An aerial view of Makogai Island, Fiji, which served as a home for leprosy patients from around the South Pacific until 1969.
In 1991, the World Health Assembly set the goal of eliminating leprosy as a public health problem, defining elimination as a prevalence of less than 1 case per 10,000 population. With a goal to aim for, countries achieved elimination one after another, aided by multidrug therapy and sustained support from the WHO and NGOs.
After 2011, Brazil became the only country with a population of over 1 million yet to reach elimination. Now even Brazil is close. This has been possible because WHO set a clear numerical target; without one, results cannot be achieved.
Since 2003, I have visited leprosy-endemic countries 270 times and held 314 meetings with government leaders as Goodwill Ambassador. Being able to explain to them the elimination goal with its numerical objective means they can quickly decide what needs to be done and take action.
Now the elimination target has shifted to the sub-national level. Progressively achieving elimination at state or provincial level and below will eventually lead to a truly leprosy-free world. Numerically targeted elimination is both an important tactic as well a course of action.
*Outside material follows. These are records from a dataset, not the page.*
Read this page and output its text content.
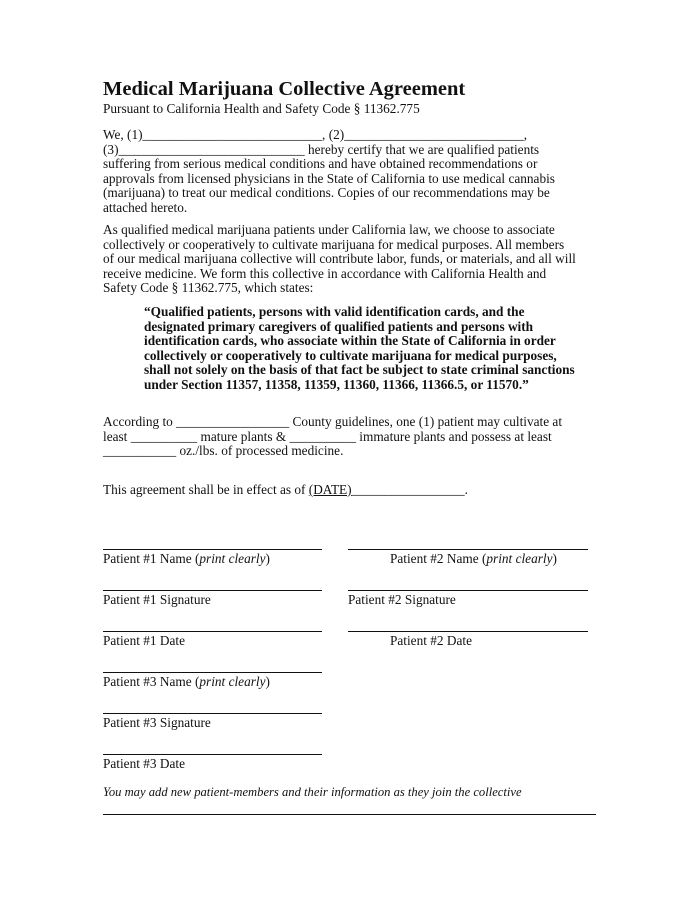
Medical Marijuana Collective Agreement
Pursuant to California Health and Safety Code § 11362.775
We, (1)___________________________, (2)___________________________,
(3)____________________________ hereby certify that we are qualified patients
suffering from serious medical conditions and have obtained recommendations or
approvals from licensed physicians in the State of California to use medical cannabis
(marijuana) to treat our medical conditions. Copies of our recommendations may be
attached hereto.
As qualified medical marijuana patients under California law, we choose to associate
collectively or cooperatively to cultivate marijuana for medical purposes. All members
of our medical marijuana collective will contribute labor, funds, or materials, and all will
receive medicine. We form this collective in accordance with California Health and
Safety Code § 11362.775, which states:
“Qualified patients, persons with valid identification cards, and the
designated primary caregivers of qualified patients and persons with
identification cards, who associate within the State of California in order
collectively or cooperatively to cultivate marijuana for medical purposes,
shall not solely on the basis of that fact be subject to state criminal sanctions
under Section 11357, 11358, 11359, 11360, 11366, 11366.5, or 11570.”
According to _________________ County guidelines, one (1) patient may cultivate at
least __________ mature plants & __________ immature plants and possess at least
___________ oz./lbs. of processed medicine.
This agreement shall be in effect as of (DATE)_________________.
Patient #1 Name (print clearly)	Patient #2 Name (print clearly)
Patient #1 Signature	Patient #2 Signature
Patient #1 Date	Patient #2 Date
Patient #3 Name (print clearly)
Patient #3 Signature
Patient #3 Date
You may add new patient-members and their information as they join the collective
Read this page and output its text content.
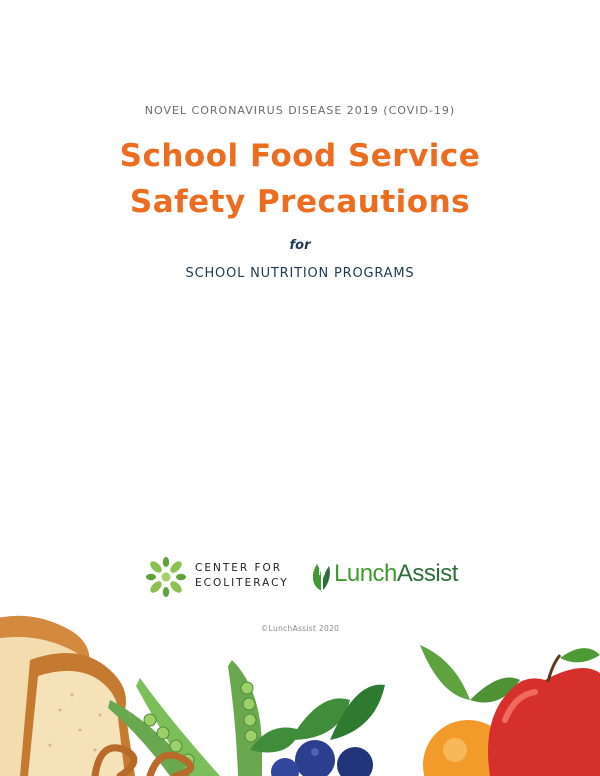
NOVEL CORONAVIRUS DISEASE 2019 (COVID-19)
School Food Service
Safety Precautions
for
SCHOOL NUTRITION PROGRAMS
CENTER FOR
ECOLITERACY LunchAssist
©LunchAssist 2020
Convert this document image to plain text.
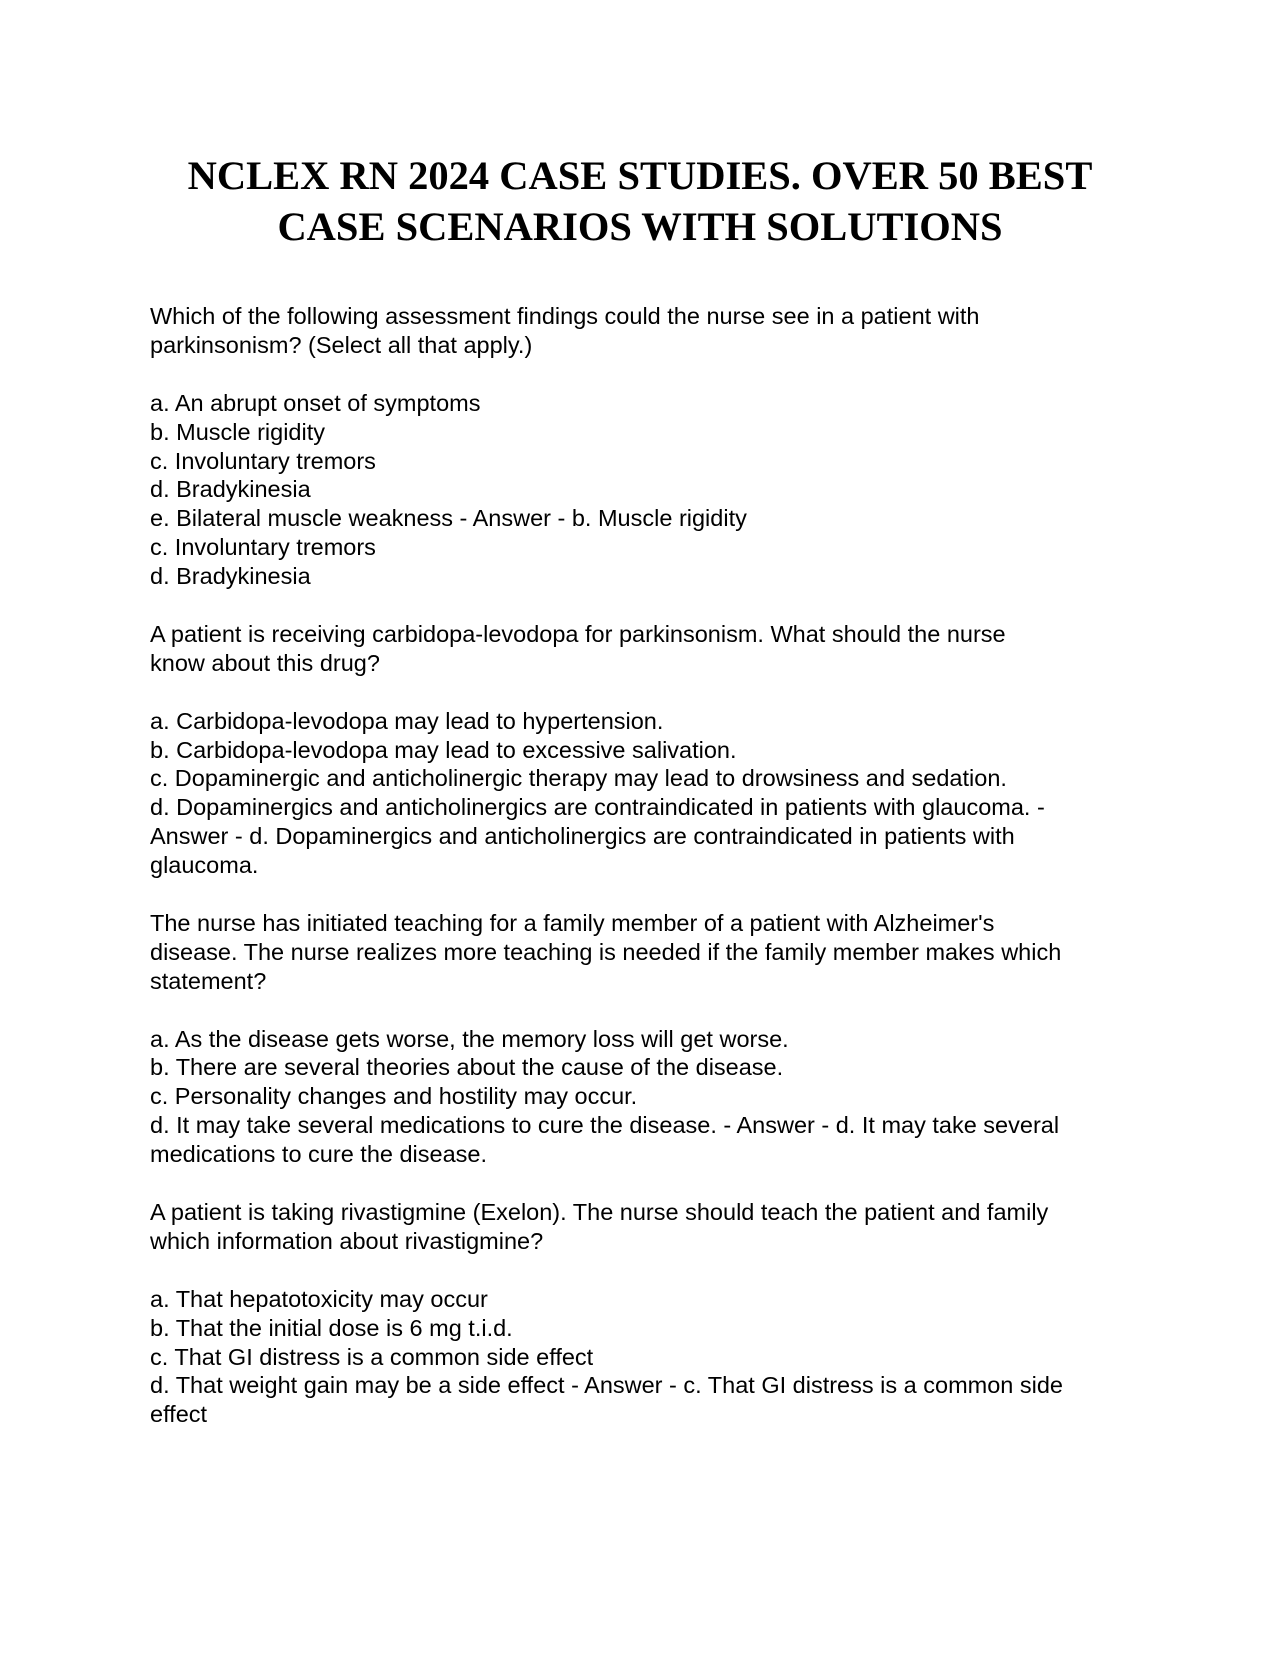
NCLEX RN 2024 CASE STUDIES. OVER 50 BEST
CASE SCENARIOS WITH SOLUTIONS

Which of the following assessment findings could the nurse see in a patient with
parkinsonism? (Select all that apply.)

a. An abrupt onset of symptoms
b. Muscle rigidity
c. Involuntary tremors
d. Bradykinesia
e. Bilateral muscle weakness - Answer - b. Muscle rigidity
c. Involuntary tremors
d. Bradykinesia

A patient is receiving carbidopa-levodopa for parkinsonism. What should the nurse
know about this drug?

a. Carbidopa-levodopa may lead to hypertension.
b. Carbidopa-levodopa may lead to excessive salivation.
c. Dopaminergic and anticholinergic therapy may lead to drowsiness and sedation.
d. Dopaminergics and anticholinergics are contraindicated in patients with glaucoma. -
Answer - d. Dopaminergics and anticholinergics are contraindicated in patients with
glaucoma.

The nurse has initiated teaching for a family member of a patient with Alzheimer's
disease. The nurse realizes more teaching is needed if the family member makes which
statement?

a. As the disease gets worse, the memory loss will get worse.
b. There are several theories about the cause of the disease.
c. Personality changes and hostility may occur.
d. It may take several medications to cure the disease. - Answer - d. It may take several
medications to cure the disease.

A patient is taking rivastigmine (Exelon). The nurse should teach the patient and family
which information about rivastigmine?

a. That hepatotoxicity may occur
b. That the initial dose is 6 mg t.i.d.
c. That GI distress is a common side effect
d. That weight gain may be a side effect - Answer - c. That GI distress is a common side
effect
In the decade since India achieved elimination in 2005, however, there has been no significant progress against leprosy. Annual new case numbers worldwide have leveled off. National-level elimination seems to have engendered a sense of complacency. Regrettably, the term has given rise to the misunderstanding that our work is done. Far from it.
Elimination of leprosy at the national level is only a milestone; it is not the end of the road. Does it not clearly state in the Bangkok Declaration, issued at the end of the 2013 International Leprosy Summit, that governments are urged to achieve leprosy elimination at sub-national levels?
As they aim for this, they should not be concerned if case numbers increase. It is only to be expected that strengthening efforts at elimination will lead to more cases being diagnosed. Our fight against leprosy is still only at the midway point.